I think we should all pay attention to every little details that happened to us in this life. Everything happens for a reason, and I think if we all pay closure attention to how we live our life, we can easily find a solution to every problem that comes our way, because we already know what created these problems in the first place.

*l* I can recall a story that my Master Venerable once told a while back:

Once there was a very superstitious healer who believed in many different religions. He believed in Buddhism, Taoism, Confucianism, Christianity, etc. Everywhere he goes, he would carry all the symbols of all these religions with him as protection. Oneday, while he was up in the mountains picking wild herbs, he encountered a very hungry tiger. With no weapons to fight off this hungry tiger, he got down on his knees and prayed frantically to all the gods to come and help save him. Up in the heavens, all the gods from all the different religions were having a problem deciding who should go down and help this unfortunate healer. Each god was politely yielding the responsibility to the next god. "I already helped someone last time. I don't want to appear rude and hoard all the good deeds from you," said the Buddha to Jesus Christ, "I'll let you have a chance to come to the aid of this human." "No no no," said Jesus Christ, "I insist that it is the Taoist Priest's turn to go down and aid this unfortunate human." "No no," said the Taoist Priest, "I insist Confucius should be the one going down to help. I think the human is calling Confucius to help him anyways." And the debate continues. While the gods were busy having their debate, the tiger attacked and ate the healer.

Thus this story shows that the reason why one must not adopt so many religions is because it will create confusion and misunderstandings.

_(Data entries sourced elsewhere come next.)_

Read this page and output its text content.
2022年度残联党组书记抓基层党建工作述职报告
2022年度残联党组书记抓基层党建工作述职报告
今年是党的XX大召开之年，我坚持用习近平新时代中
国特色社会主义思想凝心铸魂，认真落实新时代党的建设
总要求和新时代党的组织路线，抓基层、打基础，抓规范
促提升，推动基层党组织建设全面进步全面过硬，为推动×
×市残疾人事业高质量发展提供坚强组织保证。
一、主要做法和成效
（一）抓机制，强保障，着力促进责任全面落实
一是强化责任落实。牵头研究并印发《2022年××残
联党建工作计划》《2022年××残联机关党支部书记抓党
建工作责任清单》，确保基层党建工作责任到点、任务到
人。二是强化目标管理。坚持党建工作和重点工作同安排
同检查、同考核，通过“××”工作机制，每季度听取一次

I'm a Buddhist by choice. But my belief in this religion isn't an obsessive one. I don't pray everyday, and I don't go to the temple to pray every Sundays. I'm not a vegetarian, and I don't live like a Buddhist nun. I don't believe keeping to rituals shows my dedication towards that religion. Instead, I believe that I should try to live my life while being mindful of Buddhist teachings, and try to apply these teachings into the way I live each day. Only then can I become a well-rounded human being.

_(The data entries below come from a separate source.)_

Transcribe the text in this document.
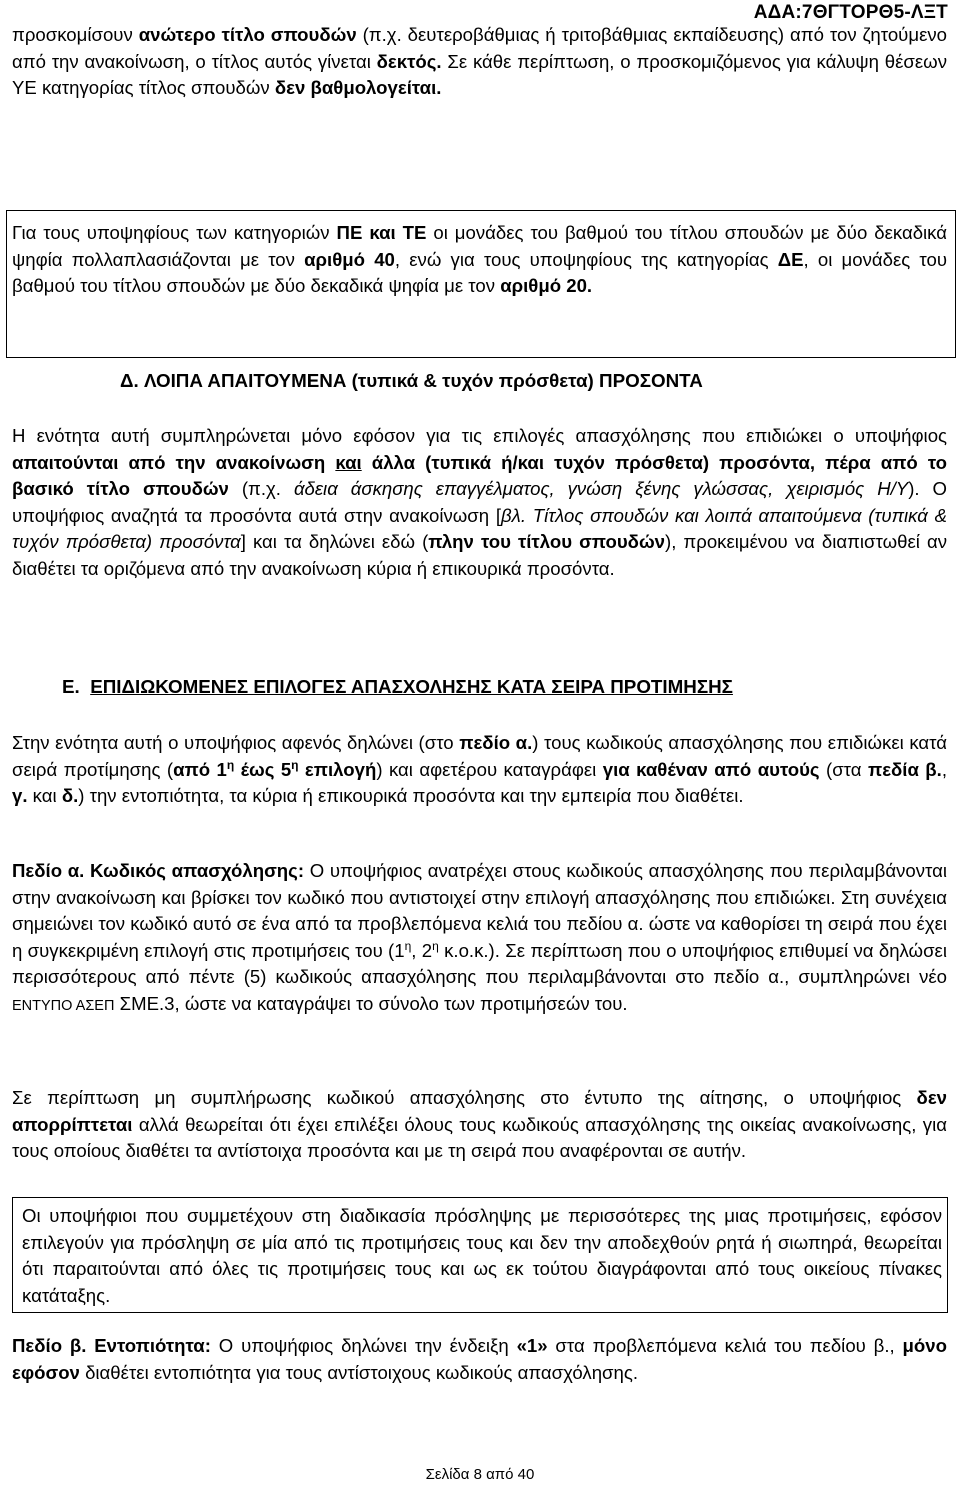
ΑΔΑ:7ΘΓΤΟΡΘ5-ΛΞΤ

προσκομίσουν ανώτερο τίτλο σπουδών (π.χ. δευτεροβάθμιας ή τριτοβάθμιας εκπαίδευσης) από τον ζητούμενο από την ανακοίνωση, ο τίτλος αυτός γίνεται δεκτός. Σε κάθε περίπτωση, ο προσκομιζόμενος για κάλυψη θέσεων ΥΕ κατηγορίας τίτλος σπουδών δεν βαθμολογείται.

Για τους υποψηφίους των κατηγοριών ΠΕ και ΤΕ οι μονάδες του βαθμού του τίτλου σπουδών με δύο δεκαδικά ψηφία πολλαπλασιάζονται με τον αριθμό 40, ενώ για τους υποψηφίους της κατηγορίας ΔΕ, οι μονάδες του βαθμού του τίτλου σπουδών με δύο δεκαδικά ψηφία με τον αριθμό 20.

Δ. ΛΟΙΠΑ ΑΠΑΙΤΟΥΜΕΝΑ (τυπικά & τυχόν πρόσθετα) ΠΡΟΣΟΝΤΑ

Η ενότητα αυτή συμπληρώνεται μόνο εφόσον για τις επιλογές απασχόλησης που επιδιώκει ο υποψήφιος απαιτούνται από την ανακοίνωση και άλλα (τυπικά ή/και τυχόν πρόσθετα) προσόντα, πέρα από το βασικό τίτλο σπουδών (π.χ. άδεια άσκησης επαγγέλματος, γνώση ξένης γλώσσας, χειρισμός Η/Υ). Ο υποψήφιος αναζητά τα προσόντα αυτά στην ανακοίνωση [βλ. Τίτλος σπουδών και λοιπά απαιτούμενα (τυπικά & τυχόν πρόσθετα) προσόντα] και τα δηλώνει εδώ (πλην του τίτλου σπουδών), προκειμένου να διαπιστωθεί αν διαθέτει τα οριζόμενα από την ανακοίνωση κύρια ή επικουρικά προσόντα.

Ε. ΕΠΙΔΙΩΚΟΜΕΝΕΣ ΕΠΙΛΟΓΕΣ ΑΠΑΣΧΟΛΗΣΗΣ ΚΑΤΑ ΣΕΙΡΑ ΠΡΟΤΙΜΗΣΗΣ

Στην ενότητα αυτή ο υποψήφιος αφενός δηλώνει (στο πεδίο α.) τους κωδικούς απασχόλησης που επιδιώκει κατά σειρά προτίμησης (από $1^\eta$ έως $5^\eta$ επιλογή) και αφετέρου καταγράφει για καθέναν από αυτούς (στα πεδία β., γ. και δ.) την εντοπιότητα, τα κύρια ή επικουρικά προσόντα και την εμπειρία που διαθέτει.

Πεδίο α. Κωδικός απασχόλησης: Ο υποψήφιος ανατρέχει στους κωδικούς απασχόλησης που περιλαμβάνονται στην ανακοίνωση και βρίσκει τον κωδικό που αντιστοιχεί στην επιλογή απασχόλησης που επιδιώκει. Στη συνέχεια σημειώνει τον κωδικό αυτό σε ένα από τα προβλεπόμενα κελιά του πεδίου α. ώστε να καθορίσει τη σειρά που έχει η συγκεκριμένη επιλογή στις προτιμήσεις του ($1^\eta$, $2^\eta$ κ.ο.κ.). Σε περίπτωση που ο υποψήφιος επιθυμεί να δηλώσει περισσότερους από πέντε (5) κωδικούς απασχόλησης που περιλαμβάνονται στο πεδίο α., συμπληρώνει νέο ΕΝΤΥΠΟ ΑΣΕΠ ΣΜΕ.3, ώστε να καταγράψει το σύνολο των προτιμήσεών του.

Σε περίπτωση μη συμπλήρωσης κωδικού απασχόλησης στο έντυπο της αίτησης, ο υποψήφιος δεν απορρίπτεται αλλά θεωρείται ότι έχει επιλέξει όλους τους κωδικούς απασχόλησης της οικείας ανακοίνωσης, για τους οποίους διαθέτει τα αντίστοιχα προσόντα και με τη σειρά που αναφέρονται σε αυτήν.

Οι υποψήφιοι που συμμετέχουν στη διαδικασία πρόσληψης με περισσότερες της μιας προτιμήσεις, εφόσον επιλεγούν για πρόσληψη σε μία από τις προτιμήσεις τους και δεν την αποδεχθούν ρητά ή σιωπηρά, θεωρείται ότι παραιτούνται από όλες τις προτιμήσεις τους και ως εκ τούτου διαγράφονται από τους οικείους πίνακες κατάταξης.

Πεδίο β. Εντοπιότητα: Ο υποψήφιος δηλώνει την ένδειξη «1» στα προβλεπόμενα κελιά του πεδίου β., μόνο εφόσον διαθέτει εντοπιότητα για τους αντίστοιχους κωδικούς απασχόλησης.

Σελίδα 8 από 40
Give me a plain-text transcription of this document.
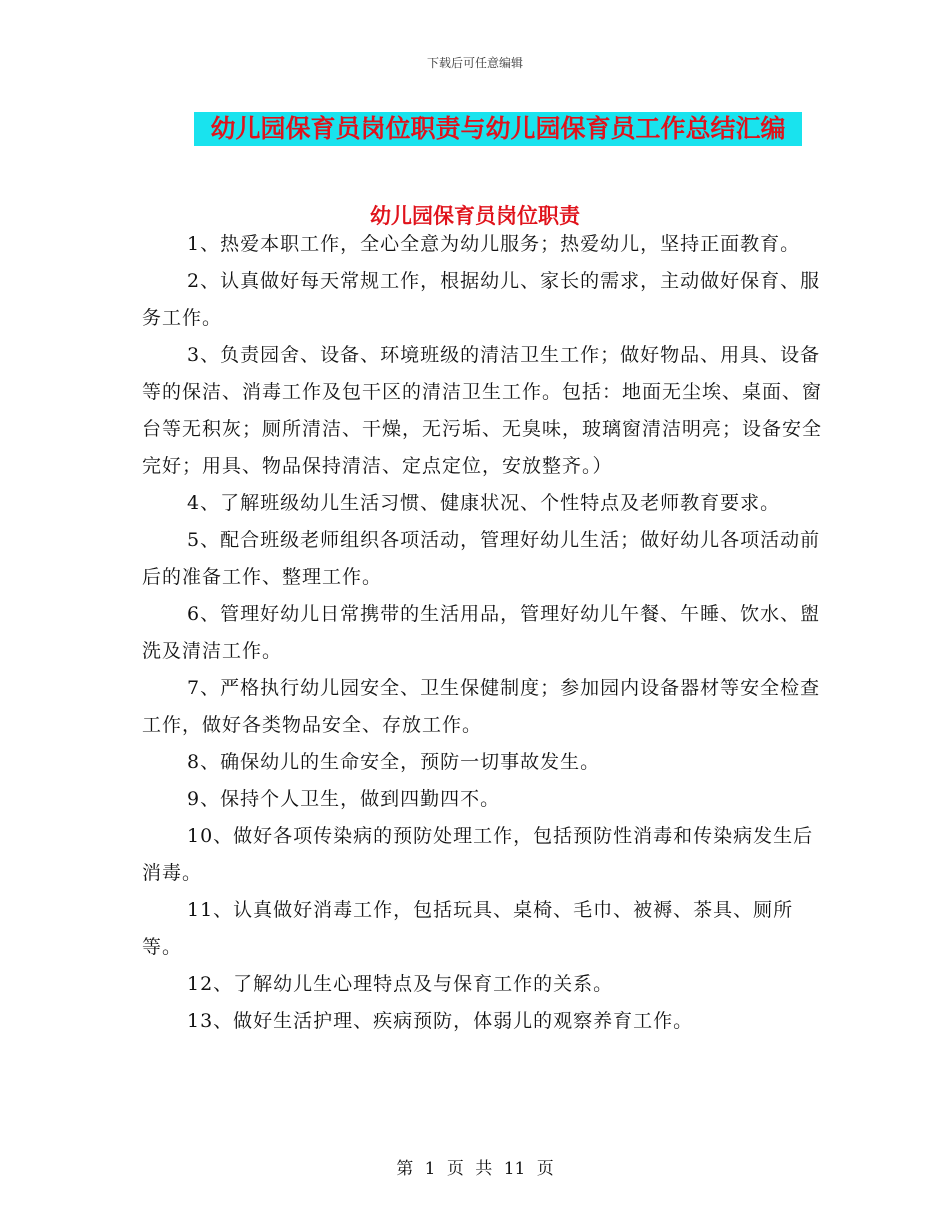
下载后可任意编辑
幼儿园保育员岗位职责与幼儿园保育员工作总结汇编
幼儿园保育员岗位职责

1、热爱本职工作，全心全意为幼儿服务；热爱幼儿，坚持正面教育。

2、认真做好每天常规工作，根据幼儿、家长的需求，主动做好保育、服务工作。

3、负责园舍、设备、环境班级的清洁卫生工作；做好物品、用具、设备等的保洁、消毒工作及包干区的清洁卫生工作。包括：地面无尘埃、桌面、窗台等无积灰；厕所清洁、干燥，无污垢、无臭味，玻璃窗清洁明亮；设备安全完好；用具、物品保持清洁、定点定位，安放整齐。）

4、了解班级幼儿生活习惯、健康状况、个性特点及老师教育要求。

5、配合班级老师组织各项活动，管理好幼儿生活；做好幼儿各项活动前后的准备工作、整理工作。

6、管理好幼儿日常携带的生活用品，管理好幼儿午餐、午睡、饮水、盥洗及清洁工作。

7、严格执行幼儿园安全、卫生保健制度；参加园内设备器材等安全检查工作，做好各类物品安全、存放工作。

8、确保幼儿的生命安全，预防一切事故发生。

9、保持个人卫生，做到四勤四不。

10、做好各项传染病的预防处理工作，包括预防性消毒和传染病发生后消毒。

11、认真做好消毒工作，包括玩具、桌椅、毛巾、被褥、茶具、厕所等。

12、了解幼儿生心理特点及与保育工作的关系。

13、做好生活护理、疾病预防，体弱儿的观察养育工作。

第 1 页 共 11 页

Thursday, November 25, 2004

Philosophies and Beliefs

I've decided to create another blog for my own personal reflections about life and why I'm here. I am certain there isn't one person standing on this earth whom have not asked themselves at some point in their lives the question, "Why am I here? What's my purpose for being here? Why was I born a human instead of some other creature? Where do people go once they die?" etc. There are so many questions in life, yet no one seem to have a correct answer for them. Thus, I have decided to use this blog to keep track of my beliefs and thoughts. Who knows? Maybe with all these mulling and debating, I might come up with something!